إن الحمد ﷲ نحمده ونستعينه ونستغفره
ونعوذ باﷲ من شرور أنفسنا ومن سيأت أعمالنا من يهده ﷲ فلا مضل له ومن يضلل فلا
هادي له أشهد أن ﻻإله إﻻ ﷲ وأشهد أن محمدا عبده ورسوله
فإن خيرالحديث كتابﷲ وخير الهدي هدي
محمدصلى ﷲ عليه وعلى اله وسلم وشراﻻمور محدثاتها وكل محدثة بدعة وكل بدعة ضلالة
وكل ضلالة فنار
Oleh : Ustadz Aris Munandar
Jika Muhammadiyah terkenal dengan keputusan
Majelis Tarjih maka saudara kita Nahdhiyyin terkenal dengan keputusan Bahtsul
Masail. Keputusan Bahtsul Masail yang paling bergengsi di NU tentu adalah hasil
Bahtsul Masail di muktamar NU. Berikut ini saya kutipkan fatwa resmi NU yang
telah menjadi keputusan resmi muktamar NU.

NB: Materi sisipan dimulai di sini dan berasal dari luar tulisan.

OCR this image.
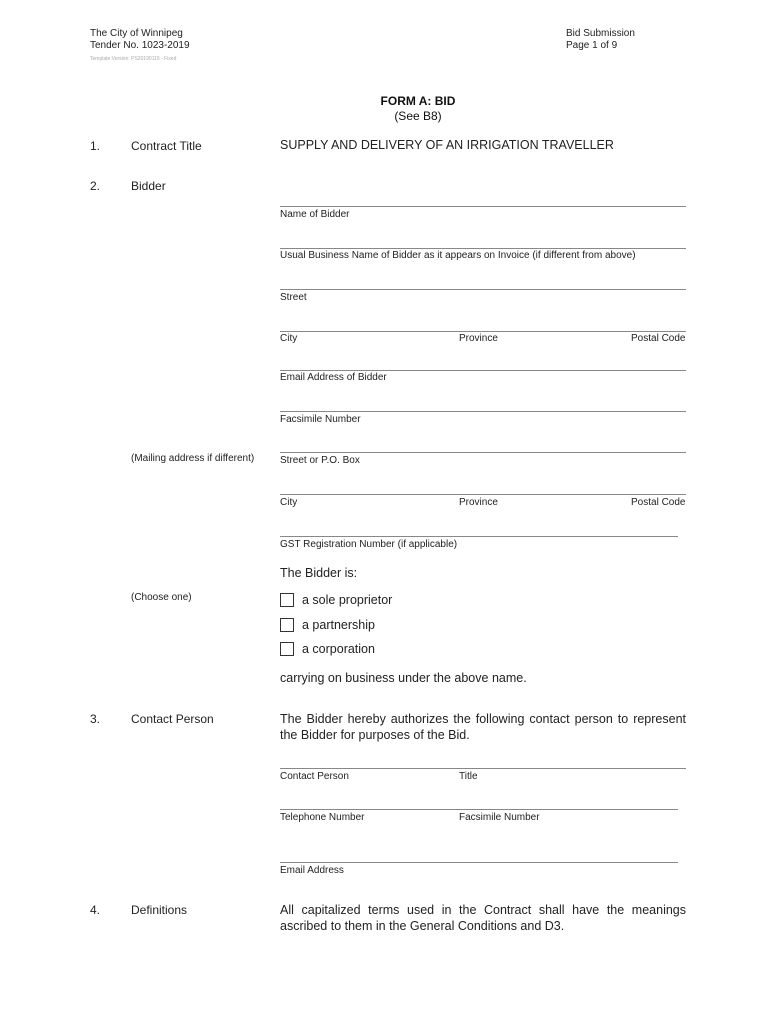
The City of Winnipeg
Tender No. 1023-2019
Template Version: PS20190115 - Fixed
Bid Submission
Page 1 of 9
FORM A: BID
(See B8)
1.	Contract Title	SUPPLY AND DELIVERY OF AN IRRIGATION TRAVELLER
2.	Bidder
Name of Bidder
Usual Business Name of Bidder as it appears on Invoice (if different from above)
Street
City	Province	Postal Code
Email Address of Bidder
Facsimile Number
(Mailing address if different)	Street or P.O. Box
City	Province	Postal Code
GST Registration Number (if applicable)
The Bidder is:
(Choose one)	a sole proprietor
a partnership
a corporation
carrying on business under the above name.
3.	Contact Person	The Bidder hereby authorizes the following contact person to represent the Bidder for purposes of the Bid.
Contact Person	Title
Telephone Number	Facsimile Number
Email Address
4.	Definitions	All capitalized terms used in the Contract shall have the meanings ascribed to them in the General Conditions and D3.
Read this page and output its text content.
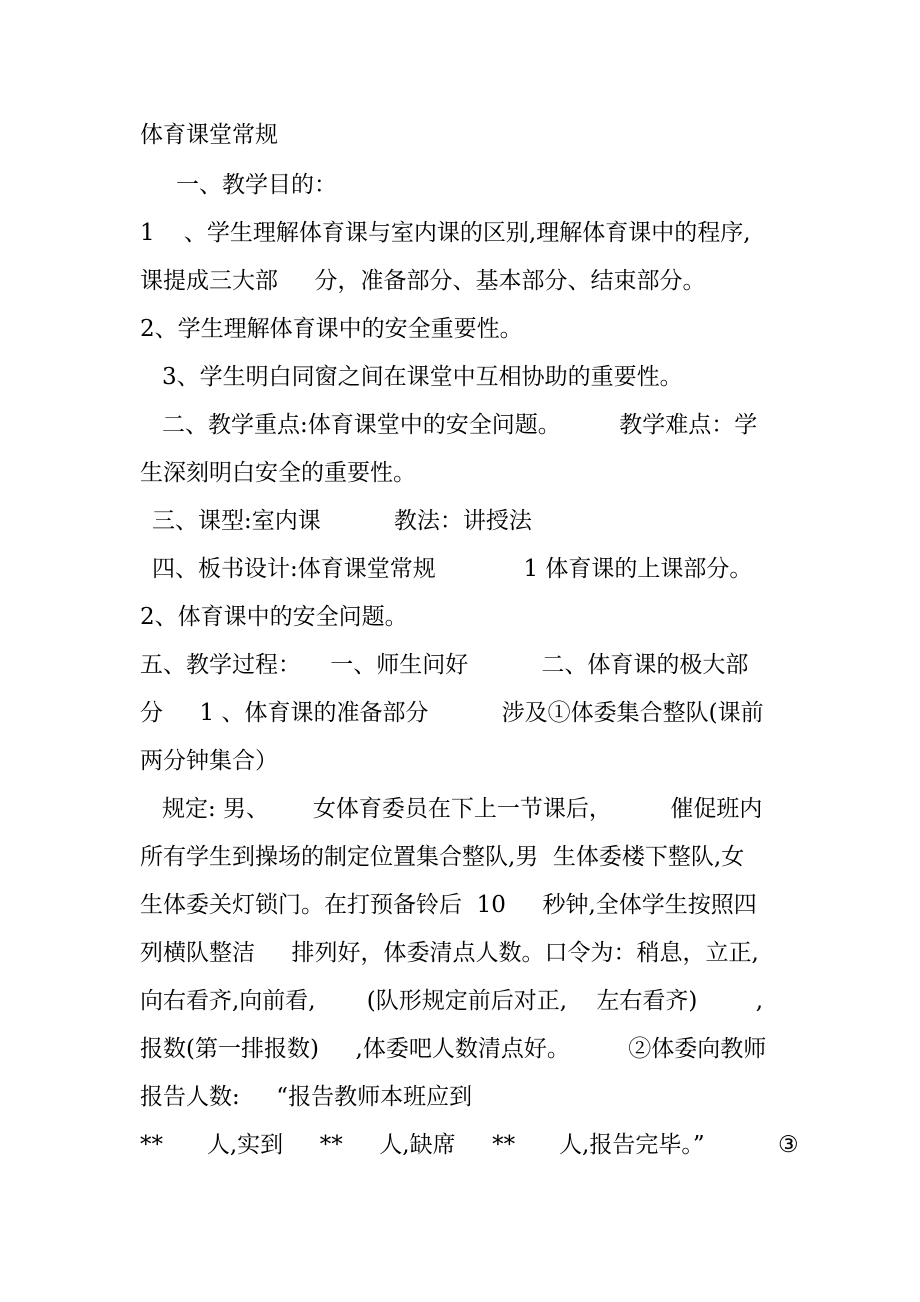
体育课堂常规
一、教学目的：
1    、学生理解体育课与室内课的区别,理解体育课中的程序,
课提成三大部     分，准备部分、基本部分、结束部分。
2、学生理解体育课中的安全重要性。
3、学生明白同窗之间在课堂中互相协助的重要性。
二、教学重点:体育课堂中的安全问题。        教学难点：学
生深刻明白安全的重要性。
三、课型:室内课          教法：讲授法
四、板书设计:体育课堂常规            1 体育课的上课部分。
2、体育课中的安全问题。
五、教学过程：    一、师生问好          二、体育课的极大部
分     1 、体育课的准备部分          涉及①体委集合整队(课前
两分钟集合）
规定: 男、      女体育委员在下上一节课后，        催促班内
所有学生到操场的制定位置集合整队,男  生体委楼下整队,女
生体委关灯锁门。在打预备铃后  10     秒钟,全体学生按照四
列横队整洁     排列好，体委清点人数。口令为：稍息，立正,
向右看齐,向前看,       (队形规定前后对正,    左右看齐)        ,
报数(第一排报数)     ,体委吧人数清点好。        ②体委向教师
报告人数:     “报告教师本班应到
**      人,实到     **     人,缺席     **      人,报告完毕。”	③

Teks arab dan terjemahnya saya memakai yang
terdapat dalam buku Ahkam al Fuqaha’ fi Muqarrati Mu’tamarat Nahdhatil Ulama’,
Kumpulan Masalah-Masalah Diniyah dalam Muktamar NU ke-1 s/d 15 yang
diterbitkan oleh Pengurus Besar Nahdhatul Ulama dan Penerbit CV Toha Putra
Semarang.
Buku ini disusun dan dikumpulkan oleh Kyai Abu
Hamdan Abdul Jalil Hamid Kudus, Katib II PB Syuriah NU dan dikoreksi ulang oleh
Abu Razin Ahmad Sahl Mahfuzh Rais Syuriah NU.
Seluruh fatwa yang ada di buku tersebut sudah
dikoreksi oleh tokoh-tokoh Nahdhatul Ulama antara lain J.M (Yang Mulia -ed)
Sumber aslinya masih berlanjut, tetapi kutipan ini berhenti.